Knack was referring to a Nov. 20 public meeting NASA held in Simi Valley to get feedback on the study when longtime activist Dan Hirsch attempted to display a slideshow during public comment but was blocked by NASA representatives and asked to leave by police. Hirsch is president of the nonprofit nuclear policy organization Committee to Bridge the Gap.

“(Federal) laws don’t allow the polluter to propose alternatives to the legally binding (agreement),” Knack said. “They’re allowed to propose methods of how to achieve those goals, but they don’t get to decide how much.”

Michael Rincon, a Thousand Oaks resident and policy researcher for Physicians for Social Responsibility-Los Angeles, said there’s no reason any alternatives except complete cleanup should even be considered.

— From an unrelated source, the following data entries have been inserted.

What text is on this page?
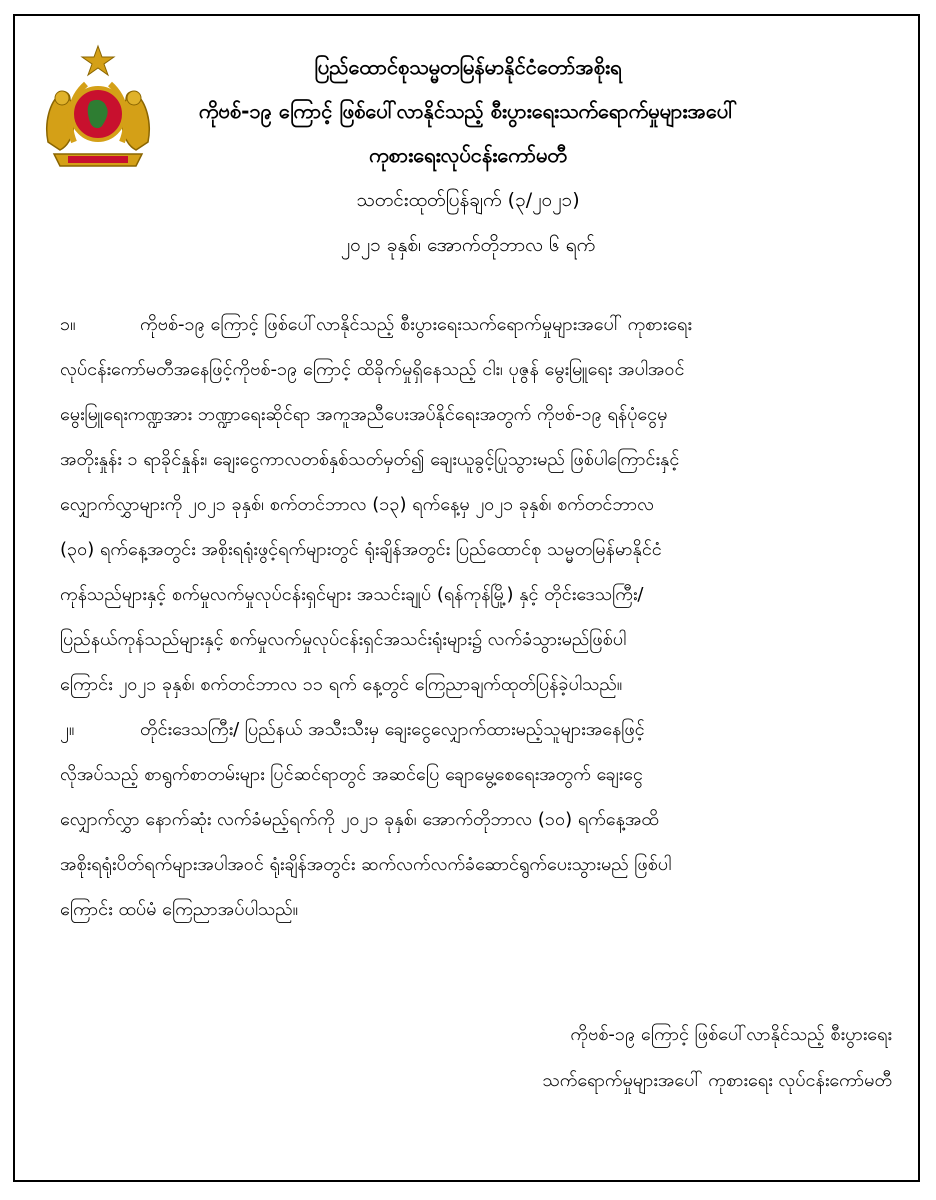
ပြည်ထောင်စုသမ္မတမြန်မာနိုင်ငံတော်အစိုးရ
ကိုဗစ်-၁၉ ကြောင့် ဖြစ်ပေါ်လာနိုင်သည့် စီးပွားရေးသက်ရောက်မှုများအပေါ်
ကုစားရေးလုပ်ငန်းကော်မတီ
သတင်းထုတ်ပြန်ချက် (၃/၂၀၂၁)
၂၀၂၁ ခုနှစ်၊ အောက်တိုဘာလ ၆ ရက်
၁။	ကိုဗစ်-၁၉ ကြောင့် ဖြစ်ပေါ်လာနိုင်သည့် စီးပွားရေးသက်ရောက်မှုများအပေါ် ကုစားရေး
လုပ်ငန်းကော်မတီအနေဖြင့်ကိုဗစ်-၁၉ ကြောင့် ထိခိုက်မှုရှိနေသည့် ငါး၊ ပုဇွန် မွေးမြူရေး အပါအဝင်
မွေးမြူရေးကဏ္ဍအား ဘဏ္ဍာရေးဆိုင်ရာ အကူအညီပေးအပ်နိုင်ရေးအတွက် ကိုဗစ်-၁၉ ရန်ပုံငွေမှ
အတိုးနှုန်း ၁ ရာခိုင်နှုန်း၊ ချေးငွေကာလတစ်နှစ်သတ်မှတ်၍ ချေးယူခွင့်ပြုသွားမည် ဖြစ်ပါကြောင်းနှင့်
လျှောက်လွှာများကို ၂၀၂၁ ခုနှစ်၊ စက်တင်ဘာလ (၁၃) ရက်နေ့မှ ၂၀၂၁ ခုနှစ်၊ စက်တင်ဘာလ
(၃၀) ရက်နေ့အတွင်း အစိုးရရုံးဖွင့်ရက်များတွင် ရုံးချိန်အတွင်း ပြည်ထောင်စု သမ္မတမြန်မာနိုင်ငံ
ကုန်သည်များနှင့် စက်မှုလက်မှုလုပ်ငန်းရှင်များ အသင်းချုပ် (ရန်ကုန်မြို့) နှင့် တိုင်းဒေသကြီး/
ပြည်နယ်ကုန်သည်များနှင့် စက်မှုလက်မှုလုပ်ငန်းရှင်အသင်းရုံးများ၌ လက်ခံသွားမည်ဖြစ်ပါ
ကြောင်း ၂၀၂၁ ခုနှစ်၊ စက်တင်ဘာလ ၁၁ ရက် နေ့တွင် ကြေညာချက်ထုတ်ပြန်ခဲ့ပါသည်။
၂။	တိုင်းဒေသကြီး/ ပြည်နယ် အသီးသီးမှ ချေးငွေလျှောက်ထားမည့်သူများအနေဖြင့်
လိုအပ်သည့် စာရွက်စာတမ်းများ ပြင်ဆင်ရာတွင် အဆင်ပြေ ချောမွေ့စေရေးအတွက် ချေးငွေ
လျှောက်လွှာ နောက်ဆုံး လက်ခံမည့်ရက်ကို ၂၀၂၁ ခုနှစ်၊ အောက်တိုဘာလ (၁၀) ရက်နေ့အထိ
အစိုးရရုံးပိတ်ရက်များအပါအဝင် ရုံးချိန်အတွင်း ဆက်လက်လက်ခံဆောင်ရွက်ပေးသွားမည် ဖြစ်ပါ
ကြောင်း ထပ်မံ ကြေညာအပ်ပါသည်။
ကိုဗစ်-၁၉ ကြောင့် ဖြစ်ပေါ်လာနိုင်သည့် စီးပွားရေး
သက်ရောက်မှုများအပေါ် ကုစားရေး လုပ်ငန်းကော်မတီ
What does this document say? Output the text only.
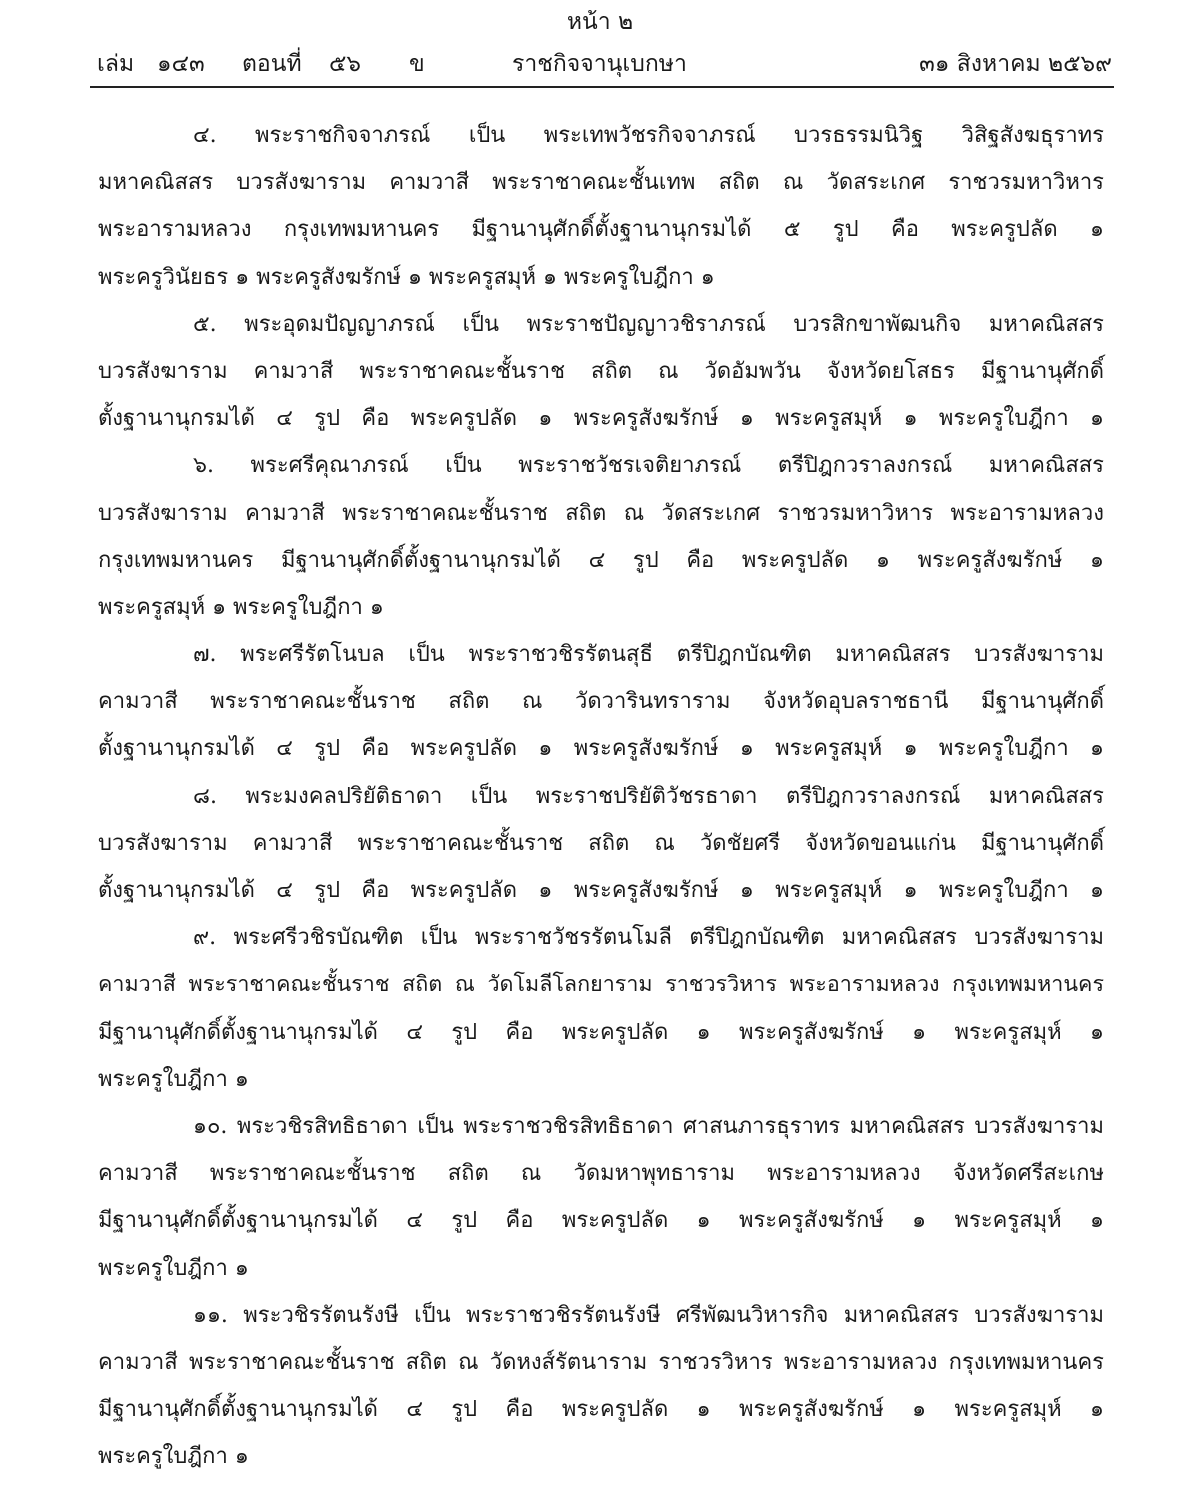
หน้า ๒
เล่ม ๑๔๓ ตอนที่ ๕๖ ข	ราชกิจจานุเบกษา	๓๑ สิงหาคม ๒๕๖๙
๔. พระราชกิจจาภรณ์ เป็น พระเทพวัชรกิจจาภรณ์ บวรธรรมนิวิฐ วิสิฐสังฆธุราทร
มหาคณิสสร บวรสังฆาราม คามวาสี พระราชาคณะชั้นเทพ สถิต ณ วัดสระเกศ ราชวรมหาวิหาร
พระอารามหลวง กรุงเทพมหานคร มีฐานานุศักดิ์ตั้งฐานานุกรมได้ ๕ รูป คือ พระครูปลัด ๑
พระครูวินัยธร ๑ พระครูสังฆรักษ์ ๑ พระครูสมุห์ ๑ พระครูใบฎีกา ๑
๕. พระอุดมปัญญาภรณ์ เป็น พระราชปัญญาวชิราภรณ์ บวรสิกขาพัฒนกิจ มหาคณิสสร
บวรสังฆาราม คามวาสี พระราชาคณะชั้นราช สถิต ณ วัดอัมพวัน จังหวัดยโสธร มีฐานานุศักดิ์
ตั้งฐานานุกรมได้ ๔ รูป คือ พระครูปลัด ๑ พระครูสังฆรักษ์ ๑ พระครูสมุห์ ๑ พระครูใบฎีกา ๑
๖. พระศรีคุณาภรณ์ เป็น พระราชวัชรเจติยาภรณ์ ตรีปิฎกวราลงกรณ์ มหาคณิสสร
บวรสังฆาราม คามวาสี พระราชาคณะชั้นราช สถิต ณ วัดสระเกศ ราชวรมหาวิหาร พระอารามหลวง
กรุงเทพมหานคร มีฐานานุศักดิ์ตั้งฐานานุกรมได้ ๔ รูป คือ พระครูปลัด ๑ พระครูสังฆรักษ์ ๑
พระครูสมุห์ ๑ พระครูใบฎีกา ๑
๗. พระศรีรัตโนบล เป็น พระราชวชิรรัตนสุธี ตรีปิฎกบัณฑิต มหาคณิสสร บวรสังฆาราม
คามวาสี พระราชาคณะชั้นราช สถิต ณ วัดวารินทราราม จังหวัดอุบลราชธานี มีฐานานุศักดิ์
ตั้งฐานานุกรมได้ ๔ รูป คือ พระครูปลัด ๑ พระครูสังฆรักษ์ ๑ พระครูสมุห์ ๑ พระครูใบฎีกา ๑
๘. พระมงคลปริยัติธาดา เป็น พระราชปริยัติวัชรธาดา ตรีปิฎกวราลงกรณ์ มหาคณิสสร
บวรสังฆาราม คามวาสี พระราชาคณะชั้นราช สถิต ณ วัดชัยศรี จังหวัดขอนแก่น มีฐานานุศักดิ์
ตั้งฐานานุกรมได้ ๔ รูป คือ พระครูปลัด ๑ พระครูสังฆรักษ์ ๑ พระครูสมุห์ ๑ พระครูใบฎีกา ๑
๙. พระศรีวชิรบัณฑิต เป็น พระราชวัชรรัตนโมลี ตรีปิฎกบัณฑิต มหาคณิสสร บวรสังฆาราม
คามวาสี พระราชาคณะชั้นราช สถิต ณ วัดโมลีโลกยาราม ราชวรวิหาร พระอารามหลวง กรุงเทพมหานคร
มีฐานานุศักดิ์ตั้งฐานานุกรมได้ ๔ รูป คือ พระครูปลัด ๑ พระครูสังฆรักษ์ ๑ พระครูสมุห์ ๑
พระครูใบฎีกา ๑
๑๐. พระวชิรสิทธิธาดา เป็น พระราชวชิรสิทธิธาดา ศาสนภารธุราทร มหาคณิสสร บวรสังฆาราม
คามวาสี พระราชาคณะชั้นราช สถิต ณ วัดมหาพุทธาราม พระอารามหลวง จังหวัดศรีสะเกษ
มีฐานานุศักดิ์ตั้งฐานานุกรมได้ ๔ รูป คือ พระครูปลัด ๑ พระครูสังฆรักษ์ ๑ พระครูสมุห์ ๑
พระครูใบฎีกา ๑
๑๑. พระวชิรรัตนรังษี เป็น พระราชวชิรรัตนรังษี ศรีพัฒนวิหารกิจ มหาคณิสสร บวรสังฆาราม
คามวาสี พระราชาคณะชั้นราช สถิต ณ วัดหงส์รัตนาราม ราชวรวิหาร พระอารามหลวง กรุงเทพมหานคร
มีฐานานุศักดิ์ตั้งฐานานุกรมได้ ๔ รูป คือ พระครูปลัด ๑ พระครูสังฆรักษ์ ๑ พระครูสมุห์ ๑
พระครูใบฎีกา ๑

NASA’s claims that large volumes of soil need to be excavated in order to remove contamination are untrue and a “scare tactic that created a false impression of ‘moonscaping,’” Rincon said.

“Soil removal is like removing a cancerous tumor—you only need to cut out the . . . area affected (and not) more than you need,” he said.

Parks said the 2010 agreement and alternatives clearly show a tremendous difference in the level of remediation, which makes a huge difference in the use of the land in the future, as well as an impact on people living near the site.

“(The agencies responsible for cleanup) have delayed decades . . . and now they’re trying to get the least amount of cleanup because they want to save money,” Parks said. “What this (2010 agreement) will do is that it will clean it up so it’s like before it was contaminated.”

Simi Valley City Councilmember Ruth Luevanos also expressed her support for a full cleanup and urged the board to call on all responsible parties to keep their promises.

“We are tired of people pointing fingers without ever taking responsibility for their actions,” Luevanos said in her letter to the supervisors.

“It is time for the Department of Energy, the California Department of Toxic Substances Control, Boeing and NASA to do the right thing and finally clean up the mess they made over 45 years ago.”

Site remediation was supposed to be finished in 2017 but has since been pushed back to 2034.

Also on Dec. 17, the Los Angeles County Board of Supervisors unanimously approved a letter urging NASA to abide by the 2010 agreement.